Die Hauptthemen des Hangouts waren die Folgenden:

– Abstrafungen

– Content

– https

– Brand-Search/Marken-Suche

– Google Panda

– mobile-friendly Websites

– Ranking-Faktoren

Wenn Ihr Euch den Hangout anschauen wollt, findet Ihr denn Link ganz am Ende des Posts. Und nun viel Spaß beim Lesen!

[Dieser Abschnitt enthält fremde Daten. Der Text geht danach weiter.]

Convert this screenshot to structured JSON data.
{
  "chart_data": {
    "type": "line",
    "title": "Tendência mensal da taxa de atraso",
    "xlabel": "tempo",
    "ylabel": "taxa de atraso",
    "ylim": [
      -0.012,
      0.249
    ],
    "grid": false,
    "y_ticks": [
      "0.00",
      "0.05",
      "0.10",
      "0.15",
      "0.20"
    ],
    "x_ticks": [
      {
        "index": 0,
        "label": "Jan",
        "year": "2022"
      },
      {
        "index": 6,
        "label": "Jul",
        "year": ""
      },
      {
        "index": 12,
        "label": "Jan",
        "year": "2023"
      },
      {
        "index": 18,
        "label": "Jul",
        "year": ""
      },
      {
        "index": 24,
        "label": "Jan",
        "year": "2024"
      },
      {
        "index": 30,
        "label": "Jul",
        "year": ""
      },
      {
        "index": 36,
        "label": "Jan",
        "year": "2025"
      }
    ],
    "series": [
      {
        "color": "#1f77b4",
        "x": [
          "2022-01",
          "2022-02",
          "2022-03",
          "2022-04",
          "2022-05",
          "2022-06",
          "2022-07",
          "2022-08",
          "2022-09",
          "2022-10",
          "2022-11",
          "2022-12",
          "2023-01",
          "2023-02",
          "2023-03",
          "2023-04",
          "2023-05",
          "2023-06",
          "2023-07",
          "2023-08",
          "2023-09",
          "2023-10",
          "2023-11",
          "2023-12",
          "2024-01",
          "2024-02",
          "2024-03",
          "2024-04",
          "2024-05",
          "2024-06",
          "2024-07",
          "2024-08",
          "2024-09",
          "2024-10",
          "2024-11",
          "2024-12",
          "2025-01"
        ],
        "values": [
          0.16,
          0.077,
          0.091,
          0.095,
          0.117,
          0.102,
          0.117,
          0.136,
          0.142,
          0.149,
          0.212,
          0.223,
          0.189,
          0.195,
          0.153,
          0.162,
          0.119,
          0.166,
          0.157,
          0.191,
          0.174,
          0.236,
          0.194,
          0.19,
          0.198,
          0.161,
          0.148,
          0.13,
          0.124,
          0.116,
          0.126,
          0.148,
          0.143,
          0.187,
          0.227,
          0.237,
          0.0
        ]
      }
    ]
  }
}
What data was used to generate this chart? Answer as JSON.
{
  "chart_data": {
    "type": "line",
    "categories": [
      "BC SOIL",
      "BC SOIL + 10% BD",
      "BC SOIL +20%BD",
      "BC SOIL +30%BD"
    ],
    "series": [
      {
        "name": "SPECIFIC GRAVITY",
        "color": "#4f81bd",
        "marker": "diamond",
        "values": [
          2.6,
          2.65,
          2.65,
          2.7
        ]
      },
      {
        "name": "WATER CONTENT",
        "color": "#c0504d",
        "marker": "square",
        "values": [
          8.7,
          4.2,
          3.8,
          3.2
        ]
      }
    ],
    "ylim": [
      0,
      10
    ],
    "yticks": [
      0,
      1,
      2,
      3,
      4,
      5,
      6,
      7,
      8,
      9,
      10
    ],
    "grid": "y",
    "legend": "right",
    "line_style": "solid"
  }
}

Abstrafungen (manuell, Google Penguin)

Frage:

Stimmt es, dass es nicht ausreicht, Links mithilfe der Disavow Datei zu entwerten und das manuell Links entwertet werden müssen, um aus dem Google Penguin entlassen zu werden? Kannst du das bestätigen?

Antwort:

Bei manuellen Abstrafungen erwarten wir definitiv, dass Links manuell entfernt werden.

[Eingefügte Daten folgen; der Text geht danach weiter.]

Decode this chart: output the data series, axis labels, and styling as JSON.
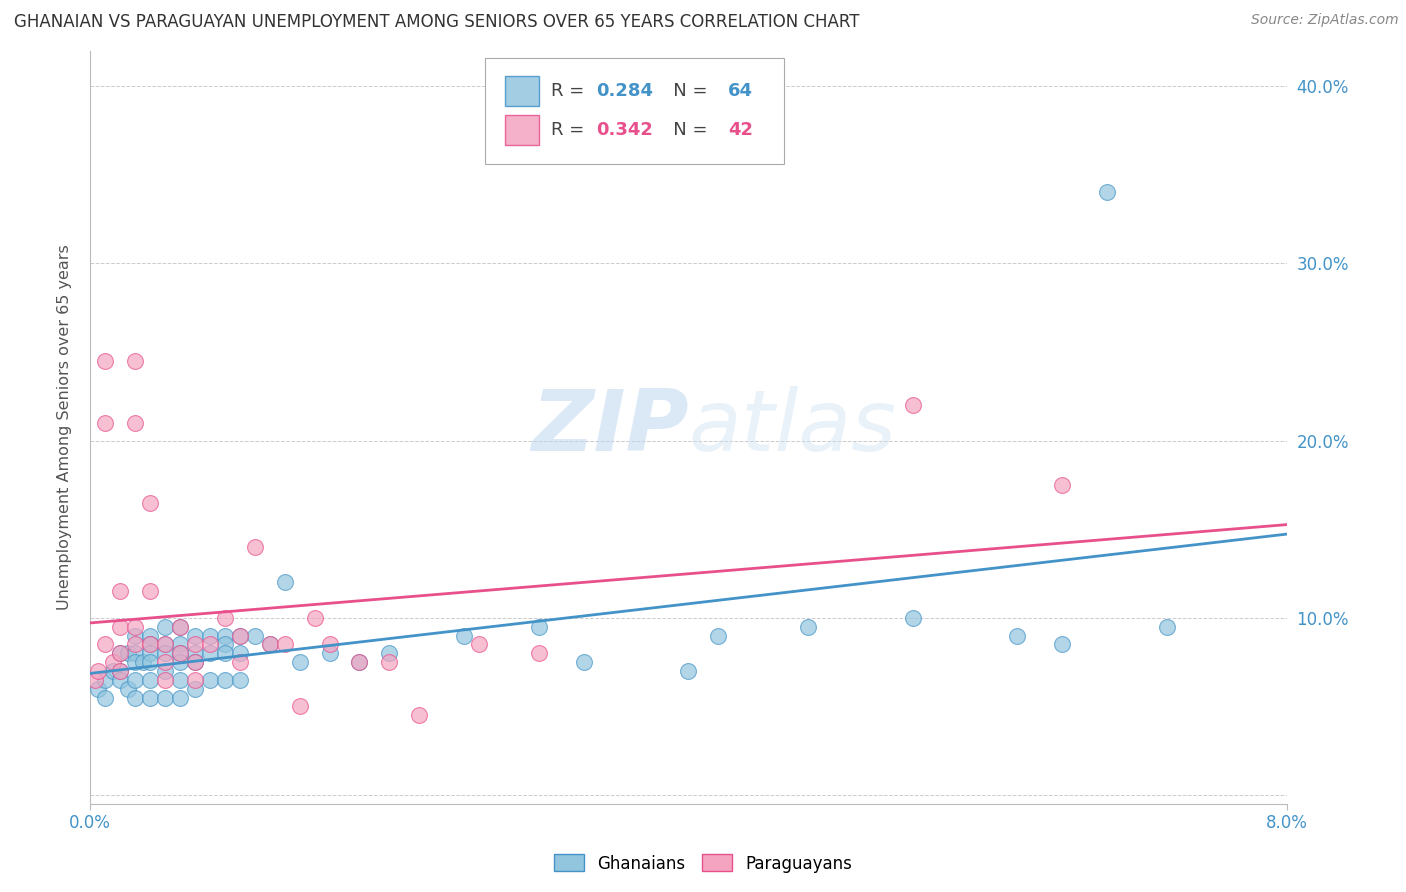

Bei algorithmischen Abstrafungen (wie Penguin) muss theoretisch keine manuelle Linkentfernung stattfinden, praktisch gesehen ist es sicherlich sinnvoll, das Problem so breit gefächert wie möglich anzugehen.

Frage:

Du sagtest vor einiger Zeit, dass man mit besseren, neuen Links aus dem Penguin Update entlassen werden kann. Trifft dies immer noch zu?

Antwort:

Meiner Meinung sollten Links immer aufgeräumt werden, wenn es Probleme gibt. Das kann z. B. mit dem Disavow Tool geschehen. Die Nutzung des Tools hat keinen negativen Einfluss auf die generelle Bewertung der Website durch Google.

Man kann darauf hoffen, dass schlechte Links durch neue, bessere Links hinfällig werden – allerdings ist das eine riskante Sache nach dem „Prinzip Hoffnung“. Webmaster sollte lieber tätig werden und die Problemlinks beseitigen.

Content

Frage:

Was ist nützlicher Content und was ist unzureichender Content? Beispiel: Man macht einen Guide über Shops in einer Stadt und listet die Öffnungszeiten. Das sind nicht viele Informationen, aber nützliche Informationen.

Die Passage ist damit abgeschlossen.